Pruebas del modelo Pom1
Se ha demostrado que Pom1 etiquetado con GFP crea un gradiente en las células alargadas como se caracteriza en la Figura 1. Según la Figura 2, la disminución de Pom1 en la ubicación de Cdr2 en el nodo medial disminuye la inhibición de Cdr2. En confirmación de la interacción de este modelo, los resultados muestran que las células con Pom1 deslocalizado que retienen la actividad quinasa completa de los mutantes tea1 retrasan la entrada mitótica. Es probable que esto se deba a la continua inhibición de Cdr2. [2] Otros experimentos que localizaron ectópicamente Pom1 en toda la corteza también mostraron una entrada mitótica retrasada equivalente a una caída de cdr2, lo que sugiere una vez más que Pom1 inhibe a Cdr2 y, a medida que Pom1 disminuye con el alargamiento celular, Cdr2 comienza una vía de señalización para inhibir Wee1 y eventualmente entrar en mitosis . [2]
Investigación futura
No está claro si Cdr2 inhibe Wee1 directamente o si actúa sólo indirectamente a través de Cdr1 u otras quinasas . Además, Blt1, también localizado en el nodo medial, puede desempeñar un papel en la regulación de la entrada mitótica. Los mutantes de Blt1 muestran una longitud aumentada compatible con una entrada mitótica retardada. [2] Aunque actualmente no está confirmado, se especula que Blt1 actúa inhibiendo Wee1 . [2]
Referencias
- ^ a b c d e f Bahler, J. y Pringle, JR "Pom1p, una proteína quinasa de levadura de fisión que proporciona información posicional para el crecimiento polarizado y la citocinesis". Genes and Development 12, 1356-1370 (1998).
- ^ a b c d e f g h i j k Moseley, JB, Mayeux, A., Paoletti, A. y Nurse, P. "Un gradiente espacial coordina el tamaño de la célula y la entrada mitótica en la levadura de fisión". Nature 459, 857-861 (2009).

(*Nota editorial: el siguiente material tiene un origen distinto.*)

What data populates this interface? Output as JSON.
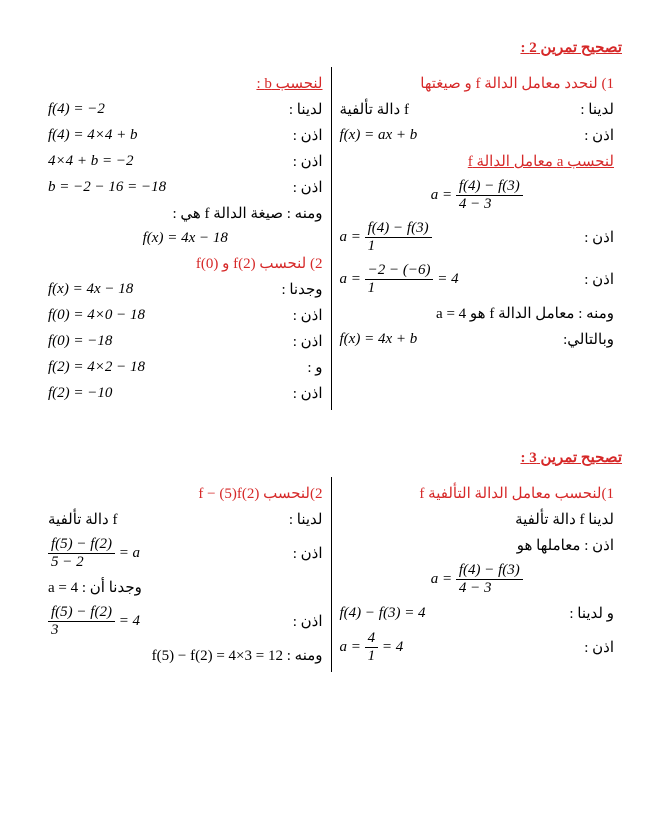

- ^ a b c d e Bahler, J. y Nurse, P. "La actividad de la quinasa Pom1p de la levadura de fisión está regulada por el ciclo celular y es esencial para la simetría celular durante el crecimiento y la división". The EMBO Journal 20, 1064-1073 (2001).
- ^ Souza, GM, Lu, S. y Kuspa, A. “YakA, una proteína quinasa necesaria para la transición del crecimiento al desarrollo en Dictyostelium. Development 125, 2291-2302 (1998).
- ^ Tejedor, F., Zhu, XR, Kaltenbach, E., Ackermann, A., Baumann, A., Canal, I., Heisenberg, M., Fischbach, KF y Pongs, O. "Minibrain: Una nueva proteínafamilia de quinasas implicada en la neurogénesis postembrionaria en Drosophila. Neuron 14, 287 - 301 (1995).
- ^ Browning, H., Hayles, J., Mata, J., Aveline, L., Nurse, P. y McIntosh, JR "Tea2p es una proteína similar a la quinesina necesaria para generar un crecimiento polarizado en la levadura de fisión". The Journal of Cell Biology 151, 15-27 (2000).
- ^ a b Behrens, R., y Nurse, P. "Roles of fisión levadura tea1p en la localización de factores de polaridad y en la organización del citoesqueleto microtubular". The Journal of Cell Biology 157, 783-793 (2002).
- ^ Morrell, JL, Nichols, CB y Gould, KL “La quinasa de la familia GIN4, Cdr2p, actúa independientemente de los septinos en la levadura de fisión. The Journal of Cell Science 117, 5293-5302 (2004).